Let's fetch the marginal price data for all scenarios at once:
df_price = study.scen.fetch('buses_t.marginal_price')
print(df_price.head())
dataset base ... wind_200 Bus 1 10 100 ... 98 99 99_220kV snapshot ... 2011-01-01 00:00:00 -0.44 5.77 23.12 ... 0.07 23.83 23.79 2011-01-01 01:00:00 -0.58 6.10 22.53 ... -0.06 22.38 22.33 2011-01-01 02:00:00 -0.58 6.07 22.11 ... -0.05 20.49 20.44 2011-01-01 03:00:00 -0.60 6.14 21.50 ... -0.15 18.64 18.60 2011-01-01 04:00:00 -0.61 6.16 20.39 ... -0.12 15.92 15.89 [5 rows x 2925 columns]
The result is a MultiIndex DataFrame with an additional 'dataset' level containing all scenario data in a single structure.
Scenario Comparisons¶
Similarly, we can get comparison data (deltas between scenarios):
df_price_change = study.comp.fetch('buses_t.marginal_price')

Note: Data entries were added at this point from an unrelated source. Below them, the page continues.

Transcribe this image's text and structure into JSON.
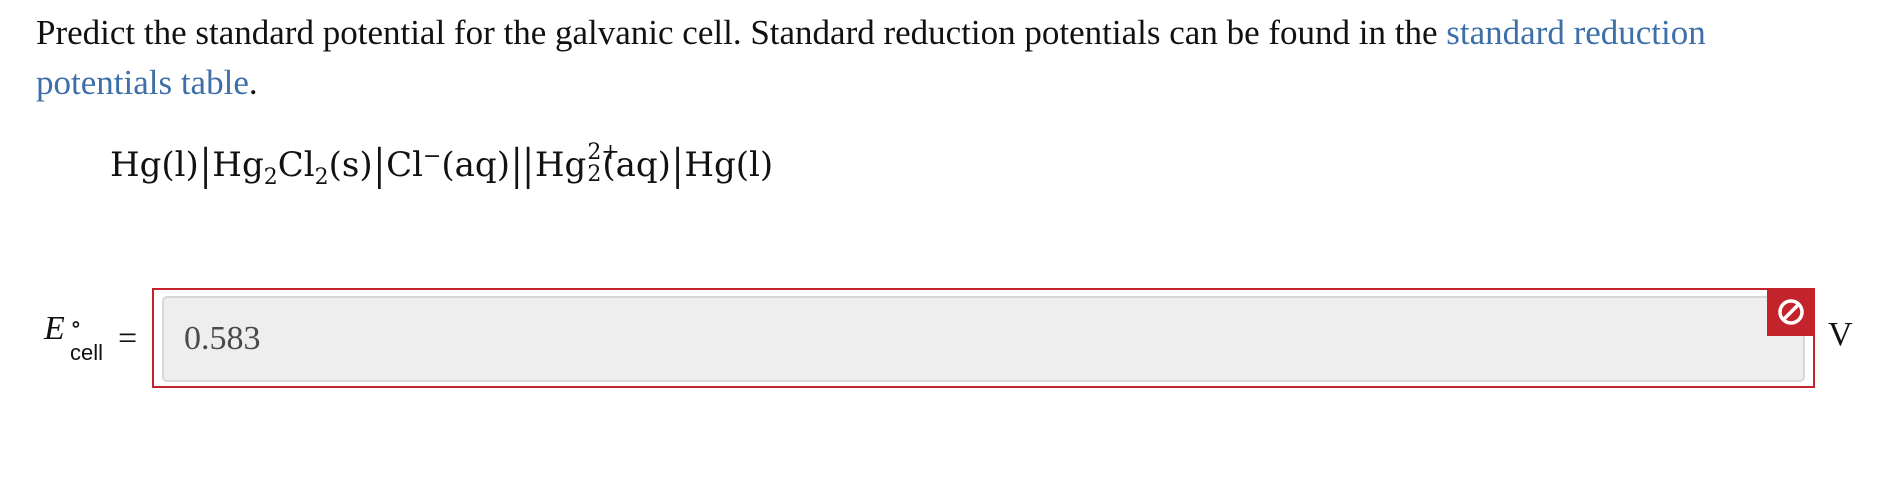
{
  "question": {
    "text_before": "Predict the standard potential for the galvanic cell. Standard reduction potentials can be found in the ",
    "link_label": "standard reduction potentials table",
    "text_after": "."
  },
  "cell_notation": {
    "part1": "Hg(l)",
    "bar1": "|",
    "part2_base": "Hg",
    "part2_sub": "2",
    "part3_base": "Cl",
    "part3_sub": "2",
    "part3_phase": "(s)",
    "bar2": "|",
    "part4_base": "Cl",
    "part4_sup": "−",
    "part4_phase": "(aq)",
    "bar3": "||",
    "part5_base": "Hg",
    "part5_sup": "2+",
    "part5_sub": "2",
    "part5_phase": "(aq)",
    "bar4": "|",
    "part6": "Hg(l)"
  },
  "answer": {
    "symbol": "E",
    "superscript": "∘",
    "subscript": "cell",
    "equals": "=",
    "value": "0.583",
    "unit": "V",
    "status": "incorrect",
    "status_icon": "prohibited-icon"
  },
  "colors": {
    "link": "#3d6fa8",
    "error": "#c3242b",
    "input_background": "#eeeeee"
  }
}
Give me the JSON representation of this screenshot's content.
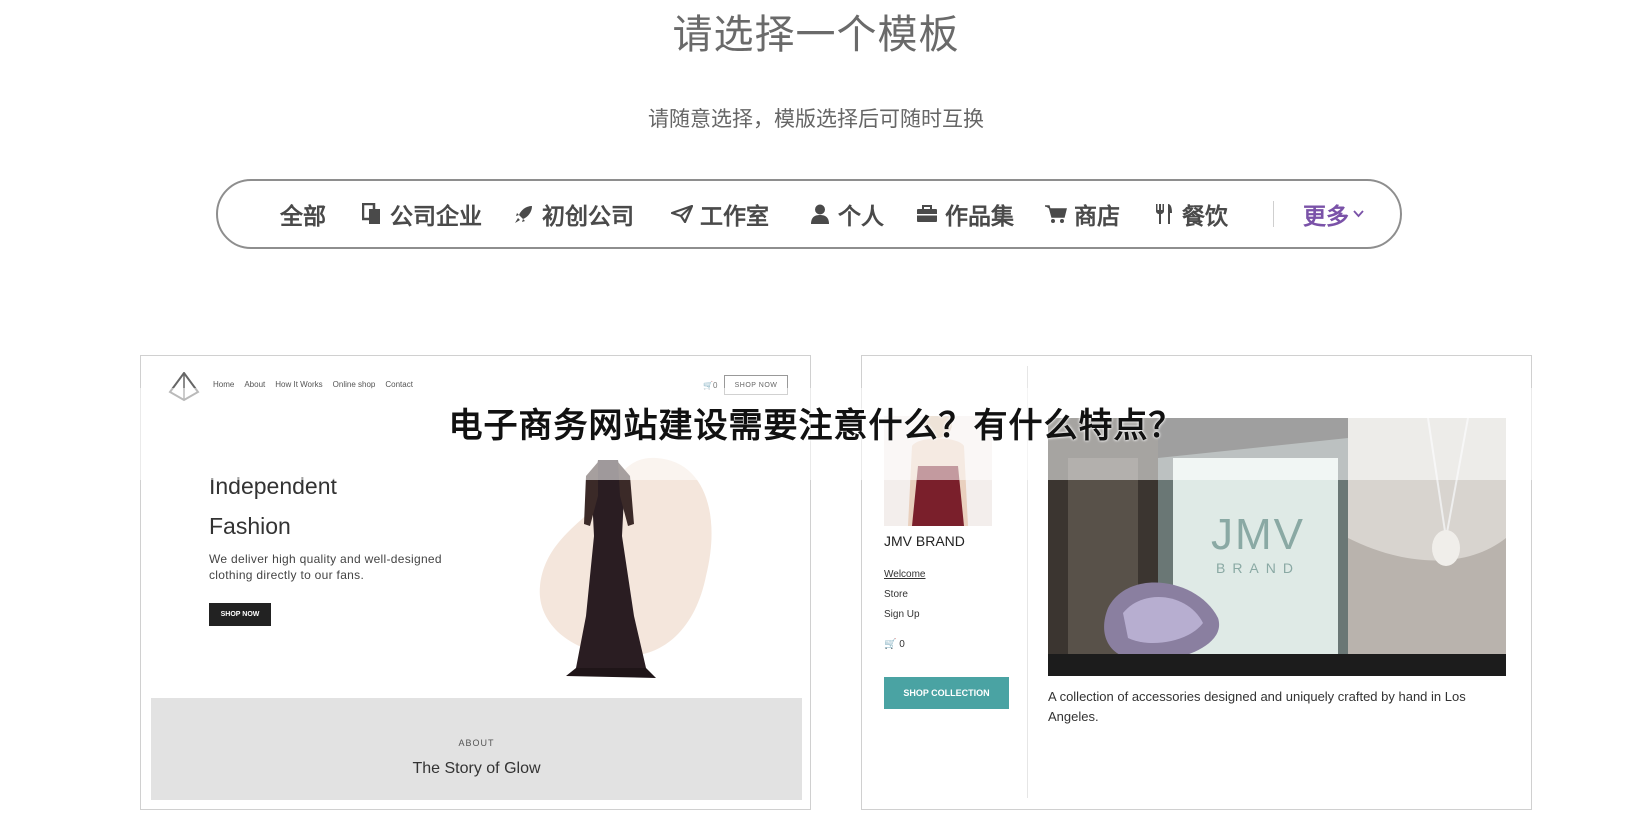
{
  "header": {
    "title": "请选择一个模板",
    "subtitle": "请随意选择，模版选择后可随时互换"
  },
  "filters": {
    "items": [
      {
        "label": "全部",
        "icon": "none"
      },
      {
        "label": "公司企业",
        "icon": "copy-icon"
      },
      {
        "label": "初创公司",
        "icon": "rocket-icon"
      },
      {
        "label": "工作室",
        "icon": "paper-plane-icon"
      },
      {
        "label": "个人",
        "icon": "user-icon"
      },
      {
        "label": "作品集",
        "icon": "briefcase-icon"
      },
      {
        "label": "商店",
        "icon": "cart-icon"
      },
      {
        "label": "餐饮",
        "icon": "cutlery-icon"
      }
    ],
    "more_label": "更多",
    "more_color": "#7a52a8"
  },
  "template_left": {
    "nav": [
      "Home",
      "About",
      "How It Works",
      "Online shop",
      "Contact"
    ],
    "cart_count": "0",
    "shop_now_outline": "SHOP NOW",
    "hero_title_line1": "Independent",
    "hero_title_line2": "Fashion",
    "hero_desc": "We deliver high quality and well-designed clothing directly to our fans.",
    "shop_now_button": "SHOP NOW",
    "about_label": "ABOUT",
    "about_title": "The Story of Glow"
  },
  "template_right": {
    "brand": "JMV BRAND",
    "nav": [
      "Welcome",
      "Store",
      "Sign Up"
    ],
    "cart_count": "0",
    "shop_button": "SHOP COLLECTION",
    "photo_logo_top": "JMV",
    "photo_logo_bottom": "BRAND",
    "caption": "A collection of accessories designed and uniquely crafted by hand in Los Angeles.",
    "accent_color": "#4aa3a3"
  },
  "overlay": {
    "title": "电子商务网站建设需要注意什么？有什么特点？"
  }
}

print(df_price_change.head())
dataset solar_150 vs base ... wind_200 vs base Bus 1 10 100 ... 98 99 99_220kV snapshot ... 2011-01-01 00:00:00 2.09e-01 0.02 2.10e-02 ... -1.82 0.10 0.11 2011-01-01 01:00:00 1.80e-02 0.06 -8.06e-02 ... -2.02 -0.81 -0.82 2011-01-01 02:00:00 1.32e-02 0.08 -2.84e-03 ... -2.01 -2.26 -2.26 2011-01-01 03:00:00 2.69e-02 0.01 -1.57e-01 ... -2.15 -3.48 -3.48 2011-01-01 04:00:00 8.89e-04 -0.12 -8.88e-01 ... -2.15 -5.06 -5.05 [5 rows x 2340 columns]
Each column in this DataFrame represents the difference between a variation scenario and the base scenario.
Visualization Example¶
Now let's see this in action with a visualization. We'll create a unified analysis of average generation by carrier, control area, and scenario:
import plotly.express as px
from mesqual.utils.pandas_utils import flatten_df, prepend_model_prop_levels, filter_by_model_query
generators_model_df = study.scen.get_dataset('base').fetch('generators')

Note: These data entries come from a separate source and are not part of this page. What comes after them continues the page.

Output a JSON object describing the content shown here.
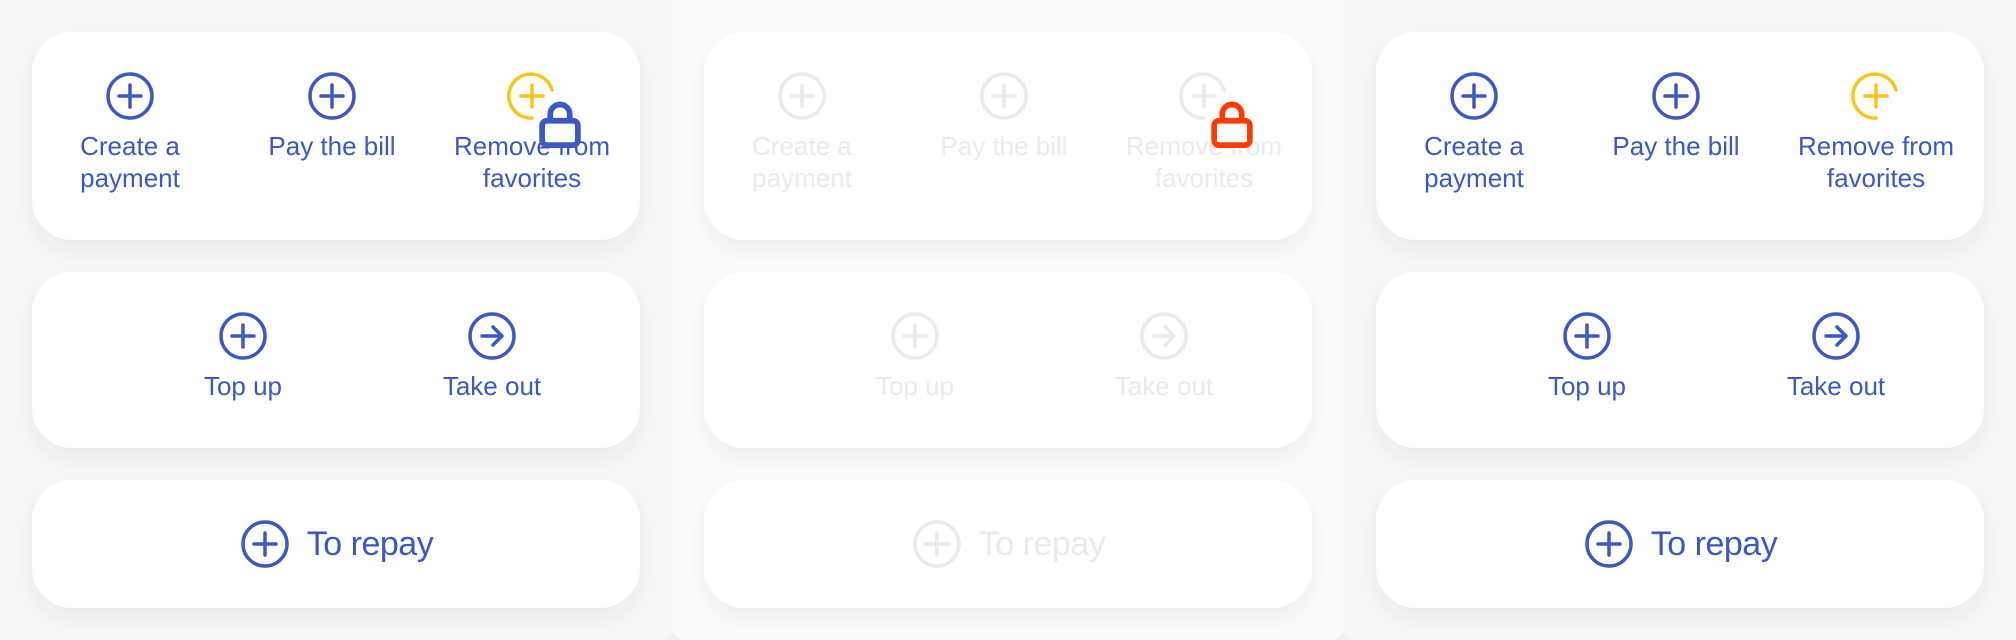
{
  "colors": {
    "accent": "#3d57c4",
    "favorite_yellow": "#f6c619",
    "lock_red": "#ff3b00",
    "disabled": "#eaeaee"
  },
  "panels": [
    {
      "state": "default",
      "actions": [
        {
          "label": "Create a payment",
          "icon": "plus-circle-icon"
        },
        {
          "label": "Pay the bill",
          "icon": "plus-circle-icon"
        },
        {
          "label": "Remove from favorites",
          "icon": "favorite-plus-icon",
          "badge": "lock-icon"
        }
      ],
      "transfers": [
        {
          "label": "Top up",
          "icon": "plus-circle-icon"
        },
        {
          "label": "Take out",
          "icon": "arrow-right-circle-icon"
        }
      ],
      "repay": {
        "label": "To repay",
        "icon": "plus-circle-icon"
      }
    },
    {
      "state": "disabled",
      "actions": [
        {
          "label": "Create a payment",
          "icon": "plus-circle-icon"
        },
        {
          "label": "Pay the bill",
          "icon": "plus-circle-icon"
        },
        {
          "label": "Remove from favorites",
          "icon": "favorite-plus-icon",
          "badge": "lock-icon"
        }
      ],
      "transfers": [
        {
          "label": "Top up",
          "icon": "plus-circle-icon"
        },
        {
          "label": "Take out",
          "icon": "arrow-right-circle-icon"
        }
      ],
      "repay": {
        "label": "To repay",
        "icon": "plus-circle-icon"
      }
    },
    {
      "state": "default",
      "actions": [
        {
          "label": "Create a payment",
          "icon": "plus-circle-icon"
        },
        {
          "label": "Pay the bill",
          "icon": "plus-circle-icon"
        },
        {
          "label": "Remove from favorites",
          "icon": "favorite-plus-icon"
        }
      ],
      "transfers": [
        {
          "label": "Top up",
          "icon": "plus-circle-icon"
        },
        {
          "label": "Take out",
          "icon": "arrow-right-circle-icon"
        }
      ],
      "repay": {
        "label": "To repay",
        "icon": "plus-circle-icon"
      }
    }
  ]
}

data = study.scen_comp.fetch('generators_t.p')
data = prepend_model_prop_levels(data, generators_model_df, 'bus_control_area', 'carrier')

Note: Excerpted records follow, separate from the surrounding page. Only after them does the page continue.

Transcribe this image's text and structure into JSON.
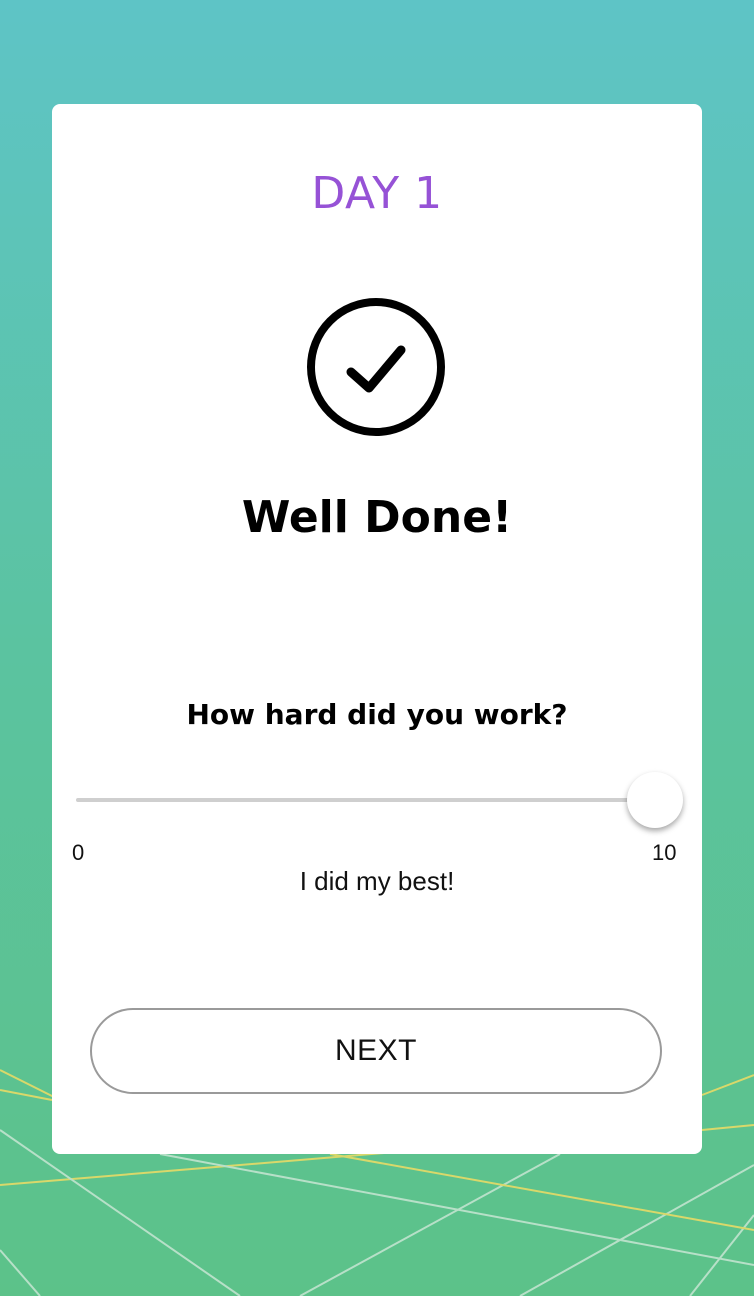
{
  "header": {
    "day_label": "DAY 1"
  },
  "status": {
    "icon": "check-circle-icon",
    "headline": "Well Done!"
  },
  "effort": {
    "question": "How hard did you work?",
    "slider": {
      "min": "0",
      "max": "10",
      "value": 10
    },
    "level_text": "I did my best!"
  },
  "actions": {
    "next_label": "NEXT"
  },
  "colors": {
    "accent": "#9652d6",
    "background_top": "#5ec4c6",
    "background_bottom": "#5cc289",
    "card": "#ffffff"
  }
}
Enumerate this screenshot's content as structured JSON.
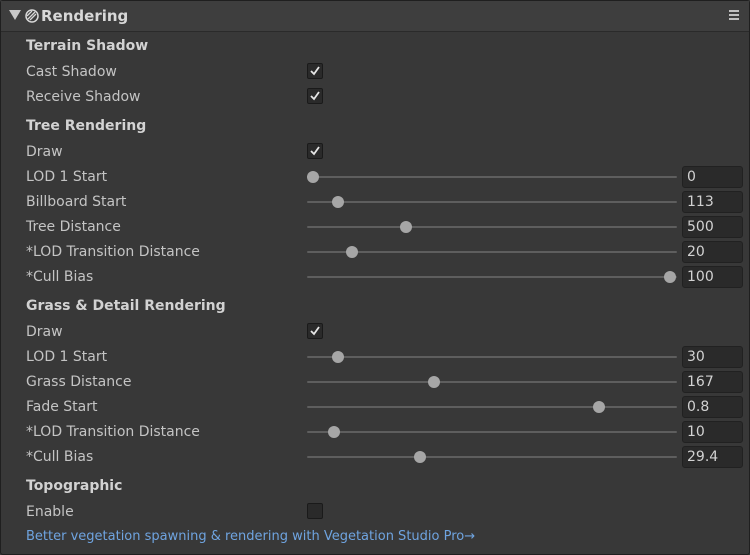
{
  "header": {
    "title": "Rendering"
  },
  "terrain_shadow": {
    "title": "Terrain Shadow",
    "cast_shadow": {
      "label": "Cast Shadow",
      "checked": true
    },
    "receive_shadow": {
      "label": "Receive Shadow",
      "checked": true
    }
  },
  "tree_rendering": {
    "title": "Tree Rendering",
    "draw": {
      "label": "Draw",
      "checked": true
    },
    "sliders": [
      {
        "label": "LOD 1 Start",
        "value": "0",
        "fraction": 0.0
      },
      {
        "label": "Billboard Start",
        "value": "113",
        "fraction": 0.07
      },
      {
        "label": "Tree Distance",
        "value": "500",
        "fraction": 0.26
      },
      {
        "label": "*LOD Transition Distance",
        "value": "20",
        "fraction": 0.11
      },
      {
        "label": "*Cull Bias",
        "value": "100",
        "fraction": 1.0
      }
    ]
  },
  "grass_rendering": {
    "title": "Grass & Detail Rendering",
    "draw": {
      "label": "Draw",
      "checked": true
    },
    "sliders": [
      {
        "label": "LOD 1 Start",
        "value": "30",
        "fraction": 0.07
      },
      {
        "label": "Grass Distance",
        "value": "167",
        "fraction": 0.34
      },
      {
        "label": "Fade Start",
        "value": "0.8",
        "fraction": 0.8
      },
      {
        "label": "*LOD Transition Distance",
        "value": "10",
        "fraction": 0.06
      },
      {
        "label": "*Cull Bias",
        "value": "29.4",
        "fraction": 0.3
      }
    ]
  },
  "topographic": {
    "title": "Topographic",
    "enable": {
      "label": "Enable",
      "checked": false
    }
  },
  "promo_link": "Better vegetation spawning & rendering with Vegetation Studio Pro→",
  "icons": {
    "foldout": "triangle-down-icon",
    "component": "rendering-component-icon",
    "menu": "hamburger-menu-icon",
    "check": "checkmark-icon"
  },
  "colors": {
    "background": "#383838",
    "header": "#3e3e3e",
    "field": "#2a2a2a",
    "knob": "#a6a6a6",
    "link": "#6fa4e0"
  }
}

data = data.mean().groupby(level=['dataset', 'bus_control_area', 'carrier']).sum()
data = data / 1e3 # MW to GW
data_flat = data.to_frame('value').reset_index()
fig = px.bar(
data_frame=data_flat,
y='value',
x='dataset',
facet_col='bus_control_area',
color='carrier',
category_orders={'bus_control_area': ['Amprion', 'TransnetBW', 'TenneTDE', '50Hertz']},
labels={'value': 'Average generation [GW]'},
)
fig.update_layout(title='<b>Average generation per carrier and scenario (change per comparison)</b>', width=1200)
fig.update_xaxes(title=None)
renderer.show_plotly(fig)
Key Takeaways¶
- Unified Interface: Whether working with individual scenarios or complex collections, the same methods apply
- Efficient Analysis: Analyze multiple scenarios with the same code you'd use for one
- Automatic Comparison: Calculate scenario deltas without manual calculations
- Hierarchical Organization: Study → Scenarios → Individual Datasets provides a logical structure
- Consistency Across Platforms: The same code works regardless of your modeling platform
In the next notebook, we'll explore more advanced data fetching and transformation techniques that build on these fundamentals.